6
votes

How can one make use of Nvidia's tensor cores (in a compute shader?!) using Vulkan?

There is this article by Nvidia Programming Tensor Cores in CUDA 9, but that's obviously focusing on CUDA. I am not too familiar with CUDA but it looks like some measures must be taken to enable computations on the Tensor cores, like the algorithm must be set to some kind special type, and some math type must be set to the value CUDNN_TENSOR_OP_MATH. I am wondering, if Tensor core acceleration could also be used from other APIs and I am especially interested in Vulkan.

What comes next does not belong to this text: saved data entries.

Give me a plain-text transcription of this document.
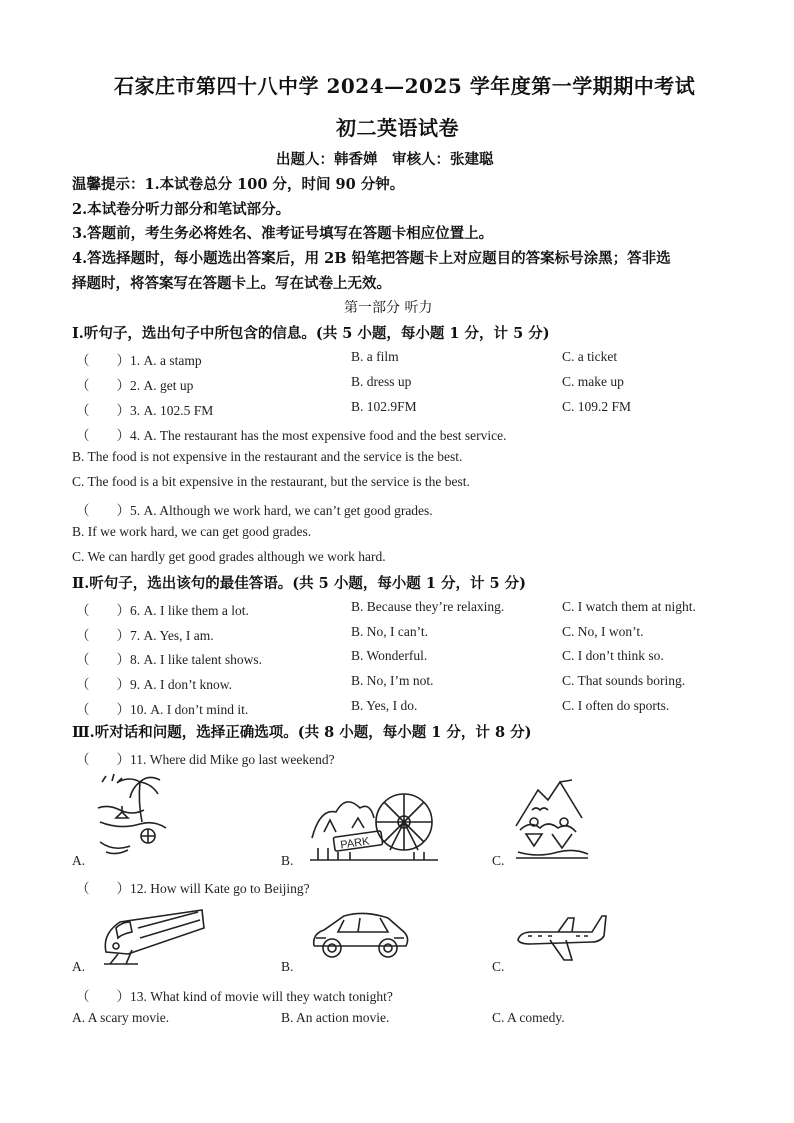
石家庄市第四十八中学 2024—2025 学年度第一学期期中考试
初二英语试卷
出题人：韩香婵　审核人：张建聪
温馨提示：1.本试卷总分 100 分，时间 90 分钟。
2.本试卷分听力部分和笔试部分。
3.答题前，考生务必将姓名、准考证号填写在答题卡相应位置上。
4.答选择题时，每小题选出答案后，用 2B 铅笔把答题卡上对应题目的答案标号涂黑；答非选
择题时，将答案写在答题卡上。写在试卷上无效。
第一部分 听力
Ⅰ.听句子，选出句子中所包含的信息。(共 5 小题，每小题 1 分，计 5 分)
（　　）1. A. a stamp	B. a film	C. a ticket
（　　）2. A. get up	B. dress up	C. make up
（　　）3. A. 102.5 FM	B. 102.9FM	C. 109.2 FM
（　　）4. A. The restaurant has the most expensive food and the best service.
B. The food is not expensive in the restaurant and the service is the best.
C. The food is a bit expensive in the restaurant, but the service is the best.
（　　）5. A. Although we work hard, we can’t get good grades.
B. If we work hard, we can get good grades.
C. We can hardly get good grades although we work hard.
Ⅱ.听句子，选出该句的最佳答语。(共 5 小题，每小题 1 分，计 5 分)
（　　）6. A. I like them a lot.	B. Because they’re relaxing.	C. I watch them at night.
（　　）7. A. Yes, I am.	B. No, I can’t.	C. No, I won’t.
（　　）8. A. I like talent shows.	B. Wonderful.	C. I don’t think so.
（　　）9. A. I don’t know.	B. No, I’m not.	C. That sounds boring.
（　　）10. A. I don’t mind it.	B. Yes, I do.	C. I often do sports.
Ⅲ.听对话和问题，选择正确选项。(共 8 小题，每小题 1 分，计 8 分)
（　　）11. Where did Mike go last weekend?
A.
PARK
B.	C.
（　　）12. How will Kate go to Beijing?
A.	B.	C.
（　　）13. What kind of movie will they watch tonight?
A. A scary movie.	B. An action movie.	C. A comedy.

More specifically, I'd like to dig into filters for denoising a bit more. To my understanding, filters mostly require exactly those mathematical operations which Tensor cores are able to accelerate, which are matrix-multiply-and-accumulate operations.

2
Actually, NVIDIA is the one that should be answering this. No point for us to speculate. The best place IMO to bring this up would be at github.com/KhronosGroup/Vulkan-Ecosystem/issues. There's some tangential discussion at github.com/KhronosGroup/Vulkan-Docs/issues/686, but I suggest not to pollute that Issue further.krOoze

2 Answers

5
votes

Nvidia has recently added a few new extensions, one of them being VK_NV_COOPERATIVE_MATRIX which will allow the use of tensor cores inside Vulkan.

The capability for glslang to handle this new feature I believe was added yesterday which is why you haven't seen this until now (see here):

enter image description here

here are some examples of it being used:

https://github.com/KhronosGroup/glslang/blob/4605e2ed2b2b1acbe157d365c3c528367b8b168f/Test/spv.coopmat.comp

https://github.com/KhronosGroup/glslang/blob/4605e2ed2b2b1acbe157d365c3c528367b8b168f/Test/spv.1.3.coopmat.comp

#version 450 core
#extension GL_KHR_memory_scope_semantics : enable
#extension GL_NV_cooperative_matrix : enable
#extension GL_EXT_shader_explicit_arithmetic_types_float16 : enable

#pragma use_variable_pointers

layout (local_size_x = 64, local_size_y = 1, local_size_z = 1) in;

layout(set = 0, binding = 0) coherent buffer Block {
    float y[1024*1024];
    float x[];
} block;


void main()
{
    fcoopmatNV<32, gl_ScopeSubgroup, 16, 8> m = fcoopmatNV<32, gl_ScopeSubgroup, 16, 8>(0.0);

    m = m + m;
    m = m - m;
    m = -m;
    m = 2.0*m;
    m = m*2.0;

    coopMatLoadNV(m, block.x, 16, 128, false);
    coopMatStoreNV(m, block.x, 16, 128, false);
}

This appears to be quite analogous to how its done in CUDA, requiring explicit memory transfers to the memory where tensor cores can operate.

So to use them you need VK_NV_COOPERATIVE_MATRIX in vulkan and GL_NV_COOPERATIVE_MATRIX in glsl.

EDIT:

j00hi has mentioned that there is now an nvidia blog post on how to use these tensor cores.

-2
votes

Tensor cores is a niche feature which might not make it as a Vulkan extension. You could still use CUDA to do your tensor core accelerated computation and have the data be shared between the CUDA and Vulkan contexts.

Check this sample: cuda vulkan interop

Note that since synchronization would be necessary between launching the CUDA kernel and working with the result from the Vulkan side, performance might suffer. You will have to evaluate the costs in your application.